Pre-pregnancy maternal obesity is associated with adverse outcomes for the offspring, including increased incidence of neonatal bacterial sepsis and necrotizing enterocolitis. We recently reported that cord blood monocytes from babies born to obese mothers generate a reduced IL-6/TNFa response to Toll-like receptors 1/2 and 4 ligands compared to those collected from lean mothers. These observations suggest altered intrauterine development of the offspring’s immune system, which in turn results in dysregulated function. We, therefore, investigated transcriptional and epigenetic differences within cord blood monocytes stratified by pre-pregnancy maternal body mass index. We show that cord blood monocytes from babies born to obese mothers generate a dampened response to LPS stimulation compared to those born to lean mothers, both at the level of secreted immune effectors and transcriptional activity. Since gene expression profiles of resting cord blood monocytes from both groups were comparable, we next investigated the role of epigenetic differences. Indeed, we detected stark differences in methylation levels within promoters/regulatory regions of genes involved in Toll-like receptor signaling in resting cord blood monocytes. Interestingly, DNA methylation status of resting cells was more predictive of transcriptional changes post stimulation, suggesting cytosine methylation as one of the dominant mechanisms driving functional inadequacy in cord blood monocytes. These data highlight a potentially critical role of maternal obesity-induced epigenetic changes in influencing the function of offspring’s monocytes at birth. These findings further our understanding of mechanisms that explain the increased risk of infection in neonates born to mothers with high pre-gravid body mass index.

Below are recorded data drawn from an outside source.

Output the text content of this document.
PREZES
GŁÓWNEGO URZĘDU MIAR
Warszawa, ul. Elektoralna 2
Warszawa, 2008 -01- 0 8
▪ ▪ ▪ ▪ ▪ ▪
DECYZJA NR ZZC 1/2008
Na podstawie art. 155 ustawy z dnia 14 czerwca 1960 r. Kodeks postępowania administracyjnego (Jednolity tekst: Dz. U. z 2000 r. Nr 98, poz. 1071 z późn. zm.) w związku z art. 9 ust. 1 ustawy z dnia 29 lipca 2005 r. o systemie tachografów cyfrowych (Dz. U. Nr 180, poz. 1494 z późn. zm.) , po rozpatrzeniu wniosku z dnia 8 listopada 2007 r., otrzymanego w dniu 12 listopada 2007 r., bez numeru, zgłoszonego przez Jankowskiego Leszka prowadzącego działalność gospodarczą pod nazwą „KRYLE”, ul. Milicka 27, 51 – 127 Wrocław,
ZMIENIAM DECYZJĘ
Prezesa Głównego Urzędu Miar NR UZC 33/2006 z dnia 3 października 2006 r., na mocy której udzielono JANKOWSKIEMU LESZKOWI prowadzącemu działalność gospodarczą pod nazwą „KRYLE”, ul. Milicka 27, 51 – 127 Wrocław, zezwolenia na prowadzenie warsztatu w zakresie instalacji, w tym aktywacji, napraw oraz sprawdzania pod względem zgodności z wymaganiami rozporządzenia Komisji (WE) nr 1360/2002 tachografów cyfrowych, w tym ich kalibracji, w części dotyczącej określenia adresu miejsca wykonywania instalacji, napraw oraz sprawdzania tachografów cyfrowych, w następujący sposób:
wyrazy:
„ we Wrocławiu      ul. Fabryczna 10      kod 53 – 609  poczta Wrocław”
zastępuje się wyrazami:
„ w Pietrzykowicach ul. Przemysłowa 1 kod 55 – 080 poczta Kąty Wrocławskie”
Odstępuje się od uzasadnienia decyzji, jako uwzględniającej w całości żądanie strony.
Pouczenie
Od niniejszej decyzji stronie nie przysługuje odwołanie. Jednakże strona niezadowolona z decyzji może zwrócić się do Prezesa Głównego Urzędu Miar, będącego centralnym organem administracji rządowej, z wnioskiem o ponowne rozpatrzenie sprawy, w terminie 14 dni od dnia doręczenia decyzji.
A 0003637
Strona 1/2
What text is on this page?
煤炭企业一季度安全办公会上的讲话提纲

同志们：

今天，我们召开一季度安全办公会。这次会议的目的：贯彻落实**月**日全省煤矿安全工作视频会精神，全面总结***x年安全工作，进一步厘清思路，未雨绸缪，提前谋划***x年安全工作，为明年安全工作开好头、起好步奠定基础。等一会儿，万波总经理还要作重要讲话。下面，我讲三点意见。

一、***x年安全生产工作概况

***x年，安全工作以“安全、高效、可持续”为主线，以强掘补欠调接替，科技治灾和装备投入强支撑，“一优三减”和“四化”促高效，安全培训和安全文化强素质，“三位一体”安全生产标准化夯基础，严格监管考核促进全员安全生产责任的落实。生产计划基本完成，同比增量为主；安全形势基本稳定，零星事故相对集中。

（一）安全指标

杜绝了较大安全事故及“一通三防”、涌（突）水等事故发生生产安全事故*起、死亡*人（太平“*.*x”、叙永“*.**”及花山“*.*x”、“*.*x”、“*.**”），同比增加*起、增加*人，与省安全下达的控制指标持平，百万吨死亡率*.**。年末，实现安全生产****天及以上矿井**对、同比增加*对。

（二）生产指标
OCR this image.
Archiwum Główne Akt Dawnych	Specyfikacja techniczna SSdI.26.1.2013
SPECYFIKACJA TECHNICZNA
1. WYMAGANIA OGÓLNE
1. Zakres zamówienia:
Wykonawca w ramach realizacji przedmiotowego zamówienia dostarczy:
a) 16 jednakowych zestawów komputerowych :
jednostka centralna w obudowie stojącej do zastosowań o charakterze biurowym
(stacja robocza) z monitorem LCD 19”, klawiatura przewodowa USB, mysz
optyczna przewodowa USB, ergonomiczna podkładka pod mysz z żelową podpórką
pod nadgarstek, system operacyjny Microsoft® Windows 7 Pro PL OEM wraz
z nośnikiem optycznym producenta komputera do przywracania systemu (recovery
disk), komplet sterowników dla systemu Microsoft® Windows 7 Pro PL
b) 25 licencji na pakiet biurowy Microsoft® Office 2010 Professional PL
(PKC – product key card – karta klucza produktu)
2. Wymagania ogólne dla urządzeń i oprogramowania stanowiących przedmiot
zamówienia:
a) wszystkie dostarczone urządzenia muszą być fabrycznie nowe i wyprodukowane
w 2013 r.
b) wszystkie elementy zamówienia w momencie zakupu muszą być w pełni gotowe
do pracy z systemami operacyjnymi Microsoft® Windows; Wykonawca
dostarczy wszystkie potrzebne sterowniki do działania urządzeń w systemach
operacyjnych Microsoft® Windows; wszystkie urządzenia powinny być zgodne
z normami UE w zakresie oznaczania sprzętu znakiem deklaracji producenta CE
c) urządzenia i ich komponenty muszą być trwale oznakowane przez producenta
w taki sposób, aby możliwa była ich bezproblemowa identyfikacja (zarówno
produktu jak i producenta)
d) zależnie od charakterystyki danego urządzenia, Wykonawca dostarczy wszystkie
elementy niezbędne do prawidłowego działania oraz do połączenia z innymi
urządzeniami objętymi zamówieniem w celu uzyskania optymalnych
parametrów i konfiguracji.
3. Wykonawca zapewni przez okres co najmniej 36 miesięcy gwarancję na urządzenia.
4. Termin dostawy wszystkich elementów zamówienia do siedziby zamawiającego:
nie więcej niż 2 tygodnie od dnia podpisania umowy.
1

孕前母体肥胖与子代不良妊娠结局密切相关，其中包括新生儿细菌性败血症（neonatal bacterial sepsis）及坏死性小肠结肠炎（necrotizing enterocolitis）的发病率升高。我们此前的研究表明，相较于瘦母亲所娩新生儿的脐带血单核细胞（cord blood monocytes），肥胖母亲所娩新生儿的脐带血单核细胞在受到Toll样受体（Toll-like receptor, TLR）1/2及4配体刺激时，产生的白细胞介素6（IL-6）/肿瘤坏死因子α（TNF-α）应答水平显著降低。上述结果提示子代免疫系统的宫内发育发生改变，进而导致其免疫功能失调。因此，我们基于孕前母亲的体质量指数（body mass index, BMI）对脐带血单核细胞进行分层，探究其转录组与表观基因组层面的差异。我们的研究结果显示，相较于瘦母亲所娩新生儿，肥胖母亲所娩新生儿的脐带血单核细胞在受到脂多糖（lipopolysaccharide, LPS）刺激时，其分泌型免疫效应分子产生与转录活性均呈现减弱的应答反应。由于两组静息状态脐带血单核细胞的基因表达谱无显著差异，我们进一步探究了表观遗传差异在此过程中的作用。我们确实在静息脐带血单核细胞中发现，参与Toll样受体信号通路的基因启动子/调控区域的甲基化水平存在显著差异。值得注意的是，静息细胞的DNA甲基化状态更能预测刺激后的转录组变化，这提示胞嘧啶甲基化是导致脐带血单核细胞功能不全的主要机制之一。上述数据表明，母体肥胖诱导的表观遗传改变可能在新生儿出生时子代单核细胞功能异常中发挥关键作用。本研究结果进一步阐明了孕前体质量指数较高的母亲所娩新生儿感染风险升高的潜在分子机制。